Come the end of the 125 mile race, there are steps that most crews have to be carried up. I recall running up those steps, opposite Big Ben, that year, feeling as fresh as when I’d started 20 hours earlier. That was, of course, mind over matter, my body shutting down through exhaustion shortly after.

I wish that I could regain that mindset now. The difference is that then I felt like Superman. Now I feel the opposite.

A year after I almost ended it ( for the first time ) I think about it far, far more regularly. Whilst in America I had a purpose and something to finish that i’d committed to – like the DW race.

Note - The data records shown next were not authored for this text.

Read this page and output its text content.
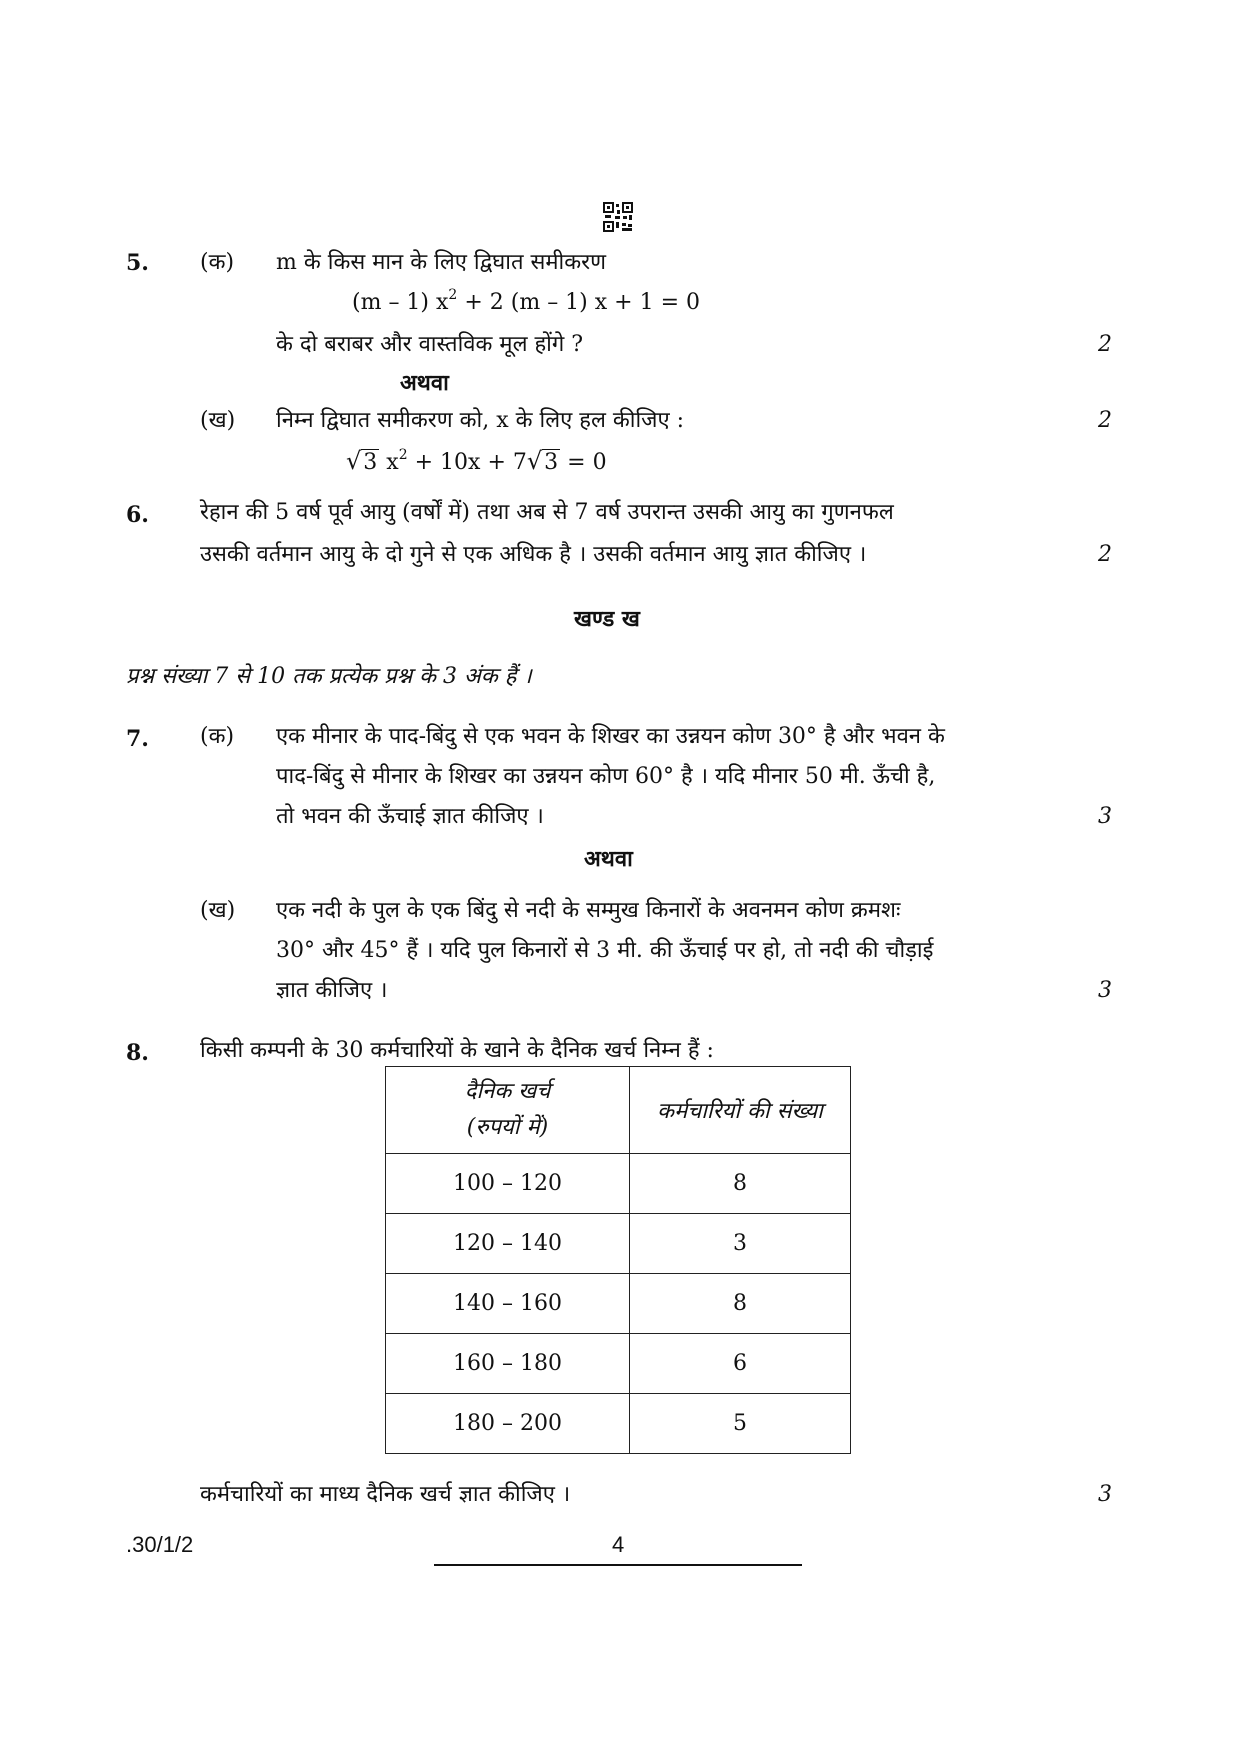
5. (क) m के किस मान के लिए द्विघात समीकरण
(m – 1) $x^2 + 2$ (m – 1) x + 1 = 0
के दो बराबर और वास्तविक मूल होंगे ?	2
अथवा
(ख) निम्न द्विघात समीकरण को, x के लिए हल कीजिए :	2
√3 $x^2 + 10x + 7√3 = 0$
6. रेहान की 5 वर्ष पूर्व आयु (वर्षों में) तथा अब से 7 वर्ष उपरान्त उसकी आयु का गुणनफल
उसकी वर्तमान आयु के दो गुने से एक अधिक है । उसकी वर्तमान आयु ज्ञात कीजिए ।	2
खण्ड ख
प्रश्न संख्या 7 से 10 तक प्रत्येक प्रश्न के 3 अंक हैं ।
7. (क) एक मीनार के पाद-बिंदु से एक भवन के शिखर का उन्नयन कोण 30° है और भवन के
पाद-बिंदु से मीनार के शिखर का उन्नयन कोण 60° है । यदि मीनार 50 मी. ऊँची है,
तो भवन की ऊँचाई ज्ञात कीजिए ।	3
अथवा
(ख) एक नदी के पुल के एक बिंदु से नदी के सम्मुख किनारों के अवनमन कोण क्रमशः
30° और 45° हैं । यदि पुल किनारों से 3 मी. की ऊँचाई पर हो, तो नदी की चौड़ाई
ज्ञात कीजिए ।	3
8. किसी कम्पनी के 30 कर्मचारियों के खाने के दैनिक खर्च निम्न हैं :
दैनिक खर्च
(रुपयों में)	कर्मचारियों की संख्या
100 – 120	8
120 – 140	3
140 – 160	8
160 – 180	6
180 – 200	5
कर्मचारियों का माध्य दैनिक खर्च ज्ञात कीजिए ।	3
.30/1/2	4
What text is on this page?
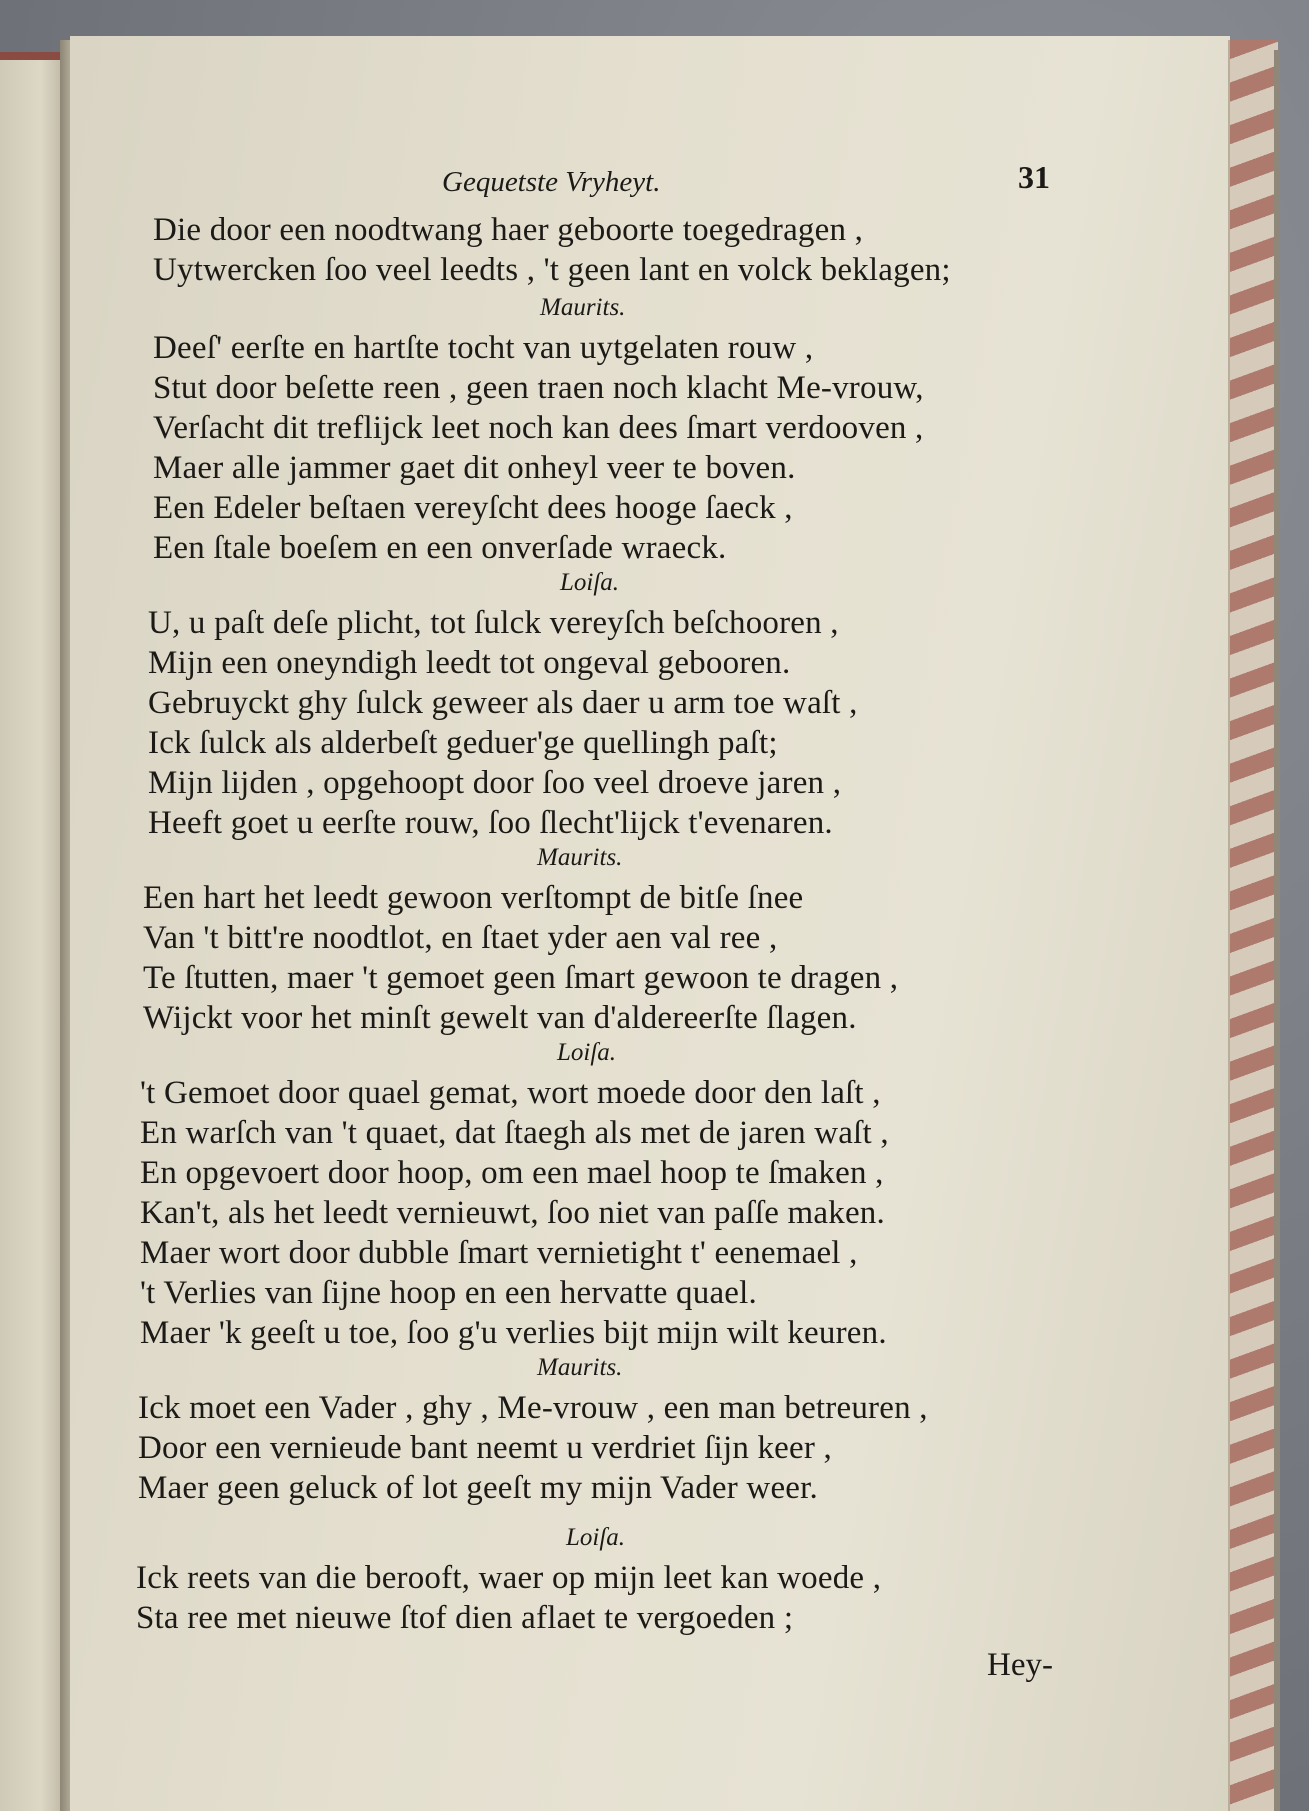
Gequetste Vryheyt.	31
Die door een noodtwang haer geboorte toegedragen ,
Uytwercken ſoo veel leedts , 't geen lant en volck beklagen;
Maurits.
Deeſ' eerſte en hartſte tocht van uytgelaten rouw ,
Stut door beſette reen , geen traen noch klacht Me-vrouw,
Verſacht dit treflijck leet noch kan dees ſmart verdooven ,
Maer alle jammer gaet dit onheyl veer te boven.
Een Edeler beſtaen vereyſcht dees hooge ſaeck ,
Een ſtale boeſem en een onverſade wraeck.
Loiſa.
U, u paſt deſe plicht, tot ſulck vereyſch beſchooren ,
Mijn een oneyndigh leedt tot ongeval gebooren.
Gebruyckt ghy ſulck geweer als daer u arm toe waſt ,
Ick ſulck als alderbeſt geduer'ge quellingh paſt;
Mijn lijden , opgehoopt door ſoo veel droeve jaren ,
Heeft goet u eerſte rouw, ſoo ſlecht'lijck t'evenaren.
Maurits.
Een hart het leedt gewoon verſtompt de bitſe ſnee
Van 't bitt're noodtlot, en ſtaet yder aen val ree ,
Te ſtutten, maer 't gemoet geen ſmart gewoon te dragen ,
Wijckt voor het minſt gewelt van d'aldereerſte ſlagen.
Loiſa.
't Gemoet door quael gemat, wort moede door den laſt ,
En warſch van 't quaet, dat ſtaegh als met de jaren waſt ,
En opgevoert door hoop, om een mael hoop te ſmaken ,
Kan't, als het leedt vernieuwt, ſoo niet van paſſe maken.
Maer wort door dubble ſmart vernietight t' eenemael ,
't Verlies van ſijne hoop en een hervatte quael.
Maer 'k geeſt u toe, ſoo g'u verlies bijt mijn wilt keuren.
Maurits.
Ick moet een Vader , ghy , Me-vrouw , een man betreuren ,
Door een vernieude bant neemt u verdriet ſijn keer ,
Maer geen geluck of lot geeſt my mijn Vader weer.
Loiſa.
Ick reets van die berooft, waer op mijn leet kan woede ,
Sta ree met nieuwe ſtof dien aflaet te vergoeden ;
Hey-
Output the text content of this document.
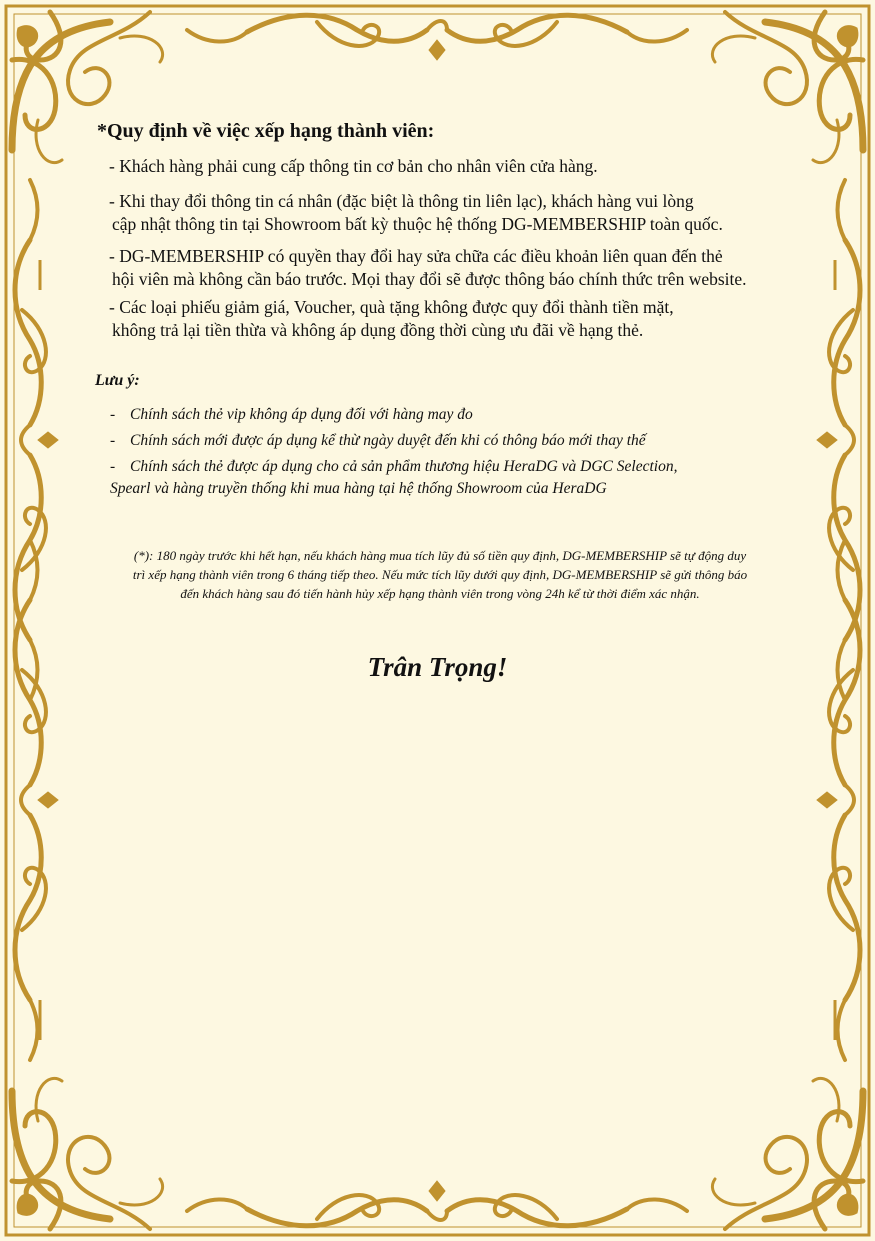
*Quy định về việc xếp hạng thành viên:
- Khách hàng phải cung cấp thông tin cơ bản cho nhân viên cửa hàng.
- Khi thay đổi thông tin cá nhân (đặc biệt là thông tin liên lạc), khách hàng vui lòng
cập nhật thông tin tại Showroom bất kỳ thuộc hệ thống DG-MEMBERSHIP toàn quốc.
- DG-MEMBERSHIP có quyền thay đổi hay sửa chữa các điều khoản liên quan đến thẻ
hội viên mà không cần báo trước. Mọi thay đổi sẽ được thông báo chính thức trên website.
- Các loại phiếu giảm giá, Voucher, quà tặng không được quy đổi thành tiền mặt,
không trả lại tiền thừa và không áp dụng đồng thời cùng ưu đãi về hạng thẻ.
Lưu ý:
- Chính sách thẻ vip không áp dụng đối với hàng may đo
- Chính sách mới được áp dụng kể thừ ngày duyệt đến khi có thông báo mới thay thế
- Chính sách thẻ được áp dụng cho cả sản phẩm thương hiệu HeraDG và DGC Selection,
Spearl và hàng truyền thống khi mua hàng tại hệ thống Showroom của HeraDG
(*): 180 ngày trước khi hết hạn, nếu khách hàng mua tích lũy đủ số tiền quy định, DG-MEMBERSHIP sẽ tự động duy
trì xếp hạng thành viên trong 6 tháng tiếp theo. Nếu mức tích lũy dưới quy định, DG-MEMBERSHIP sẽ gửi thông báo
đến khách hàng sau đó tiến hành hủy xếp hạng thành viên trong vòng 24h kể từ thời điểm xác nhận.
Trân Trọng!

Now my ‘purpose’ is far less obvious to me, the challenge way more difficult than an extreme sports race. In that race you had to have a support crew – your ‘ family’ for the duration . No matter how tired, how irritable, how abusive you were to them through the race, through the mistakes , through the pain,  through the fatigue, through the blisters, they stuck with you, not reacting to your race induced mood swings and irrational behaviour.   They knew that without them the paddlers would not succeed, not beat the wind, the pain, the fatigue and the mental suffering, the voices  telling you that stopping and giving up was far, far easier.  They didn’t react to the shit that we gave them for making mistakes that slowed us down, by seconds not minutes… they sucked it up without showing emotion

The support crew arguably win the race for the racers… and they do get medals too ( if you win )  In my case as a rule it was just beer and flowers ( gender dependent ) and lifelong friendship.

I wish my former partner luck ( deserved or not )  I have of course messaged him, pretty much the only contact we now irregularly have.

And I do wish ( for us both ) that we could turn back the clock and do things diffently.